We anticipate that not all organisations/communities seeking support will be eligible for this, and we will develop criteria with the steering group to ‘sift’ applicants into:
• those who should access direct support as part of the programme;
• those who need to do more work before they can access support; and
• those who are either ineligible or who have projects that it would be inappropriate to support (who will be signposted to an appropriate support organisation).
Direct support will be either generic or specialist and be for between two and six days duration. Clients/organisations will be either matched with an existing member of consortium staff with the relevant skills/experience or to a specialist advisor from our list of associates after assessment of their outline business plan/proposition.
Direct support will be designed to help communities be in a position to articulate and decide whether to launch a community shares issue within six months of engagement. This will include promoting the share issue, legal documentation, and governance issues.

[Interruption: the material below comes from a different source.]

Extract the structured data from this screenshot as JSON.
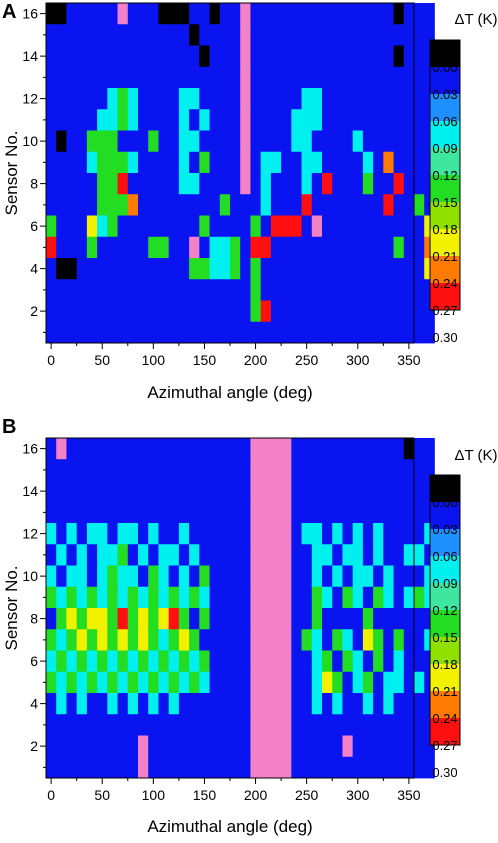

Direct support will focus on:
• Tailoring model rules;
• Business plan analysis;
• Financial planning;
• Articulating the share offer;
• Marketing the share offer;
• Legal and technical support;
• Tax advice.
5. Covering Scotland
Our events and awareness raising programme will take place in all parts of Scotland. Our own membership and networks are already Scotland wide. DTAS has over 200 members in all local authority areas. We have robust working relationships with a number of sector leaders with national coverage (Community Woodlands Association, Community Energy Scotland, Community Resource Network Scotland, Scottish Community Alliance, Community Ownership and Support Service (COSS)) and prior to the award of the contract will build on our existing strong relationships with:
• Scottish Council Voluntary Organisations;
• Co-operative Development Scotland;
• Community Energy Scotland
• Social Enterprise Scotland;
• Scottish Community Alliance;
• Federation of City Farms & Community Gardens
• Rural Housing Scotland
• Social Enterprise Academy;
• Third Sector Interfaces;
• Social Enterprise Networks;
• Other co-operative networks covering Scotland.
6. Learning and networking
In order to make sure that we capture the lessons of the programme, DTAS will convene an expert reference group to inform and guide the development of the Community Shares programme in Scotland
This expert reference group will comprise the Scottish Lottery, specialist social enterprise supporters, social investment specialist funders, representatives from Scottish Government, the Community Shares Unit in England and other interested parties in the development of the market for Community Shares in Scotland.
It is envisaged this group will have 8-10 members and meet twice a year to:
• Share best practice information including learning from developments in other parts of the UK and internationally;
• Discuss challenges and issues that emerge during the roll out of the programme;
• Discuss problems and issues that may emerge in relation to specific sectors or business models in relation to raising equity finance through community share issues;
• Help plan communication, training and development events to support the Community Shares Scotland programme;
• Feed into the evaluation of the programme especially through the identification of suitable case studies and helping capture elements of the wider community benefits arising from community share issues;
• Help frame recommendations to Scottish Government, specialist social investors and others to maximise policy synergies and the sustainable impact of the programme in Scotland.
The group will hold two learning network meetings each year to showcase good practice and discuss common issues.
In addition, we will have a fund of £5K each year for visits and networking events in communities. We will also have 10K available for specialist legal advice.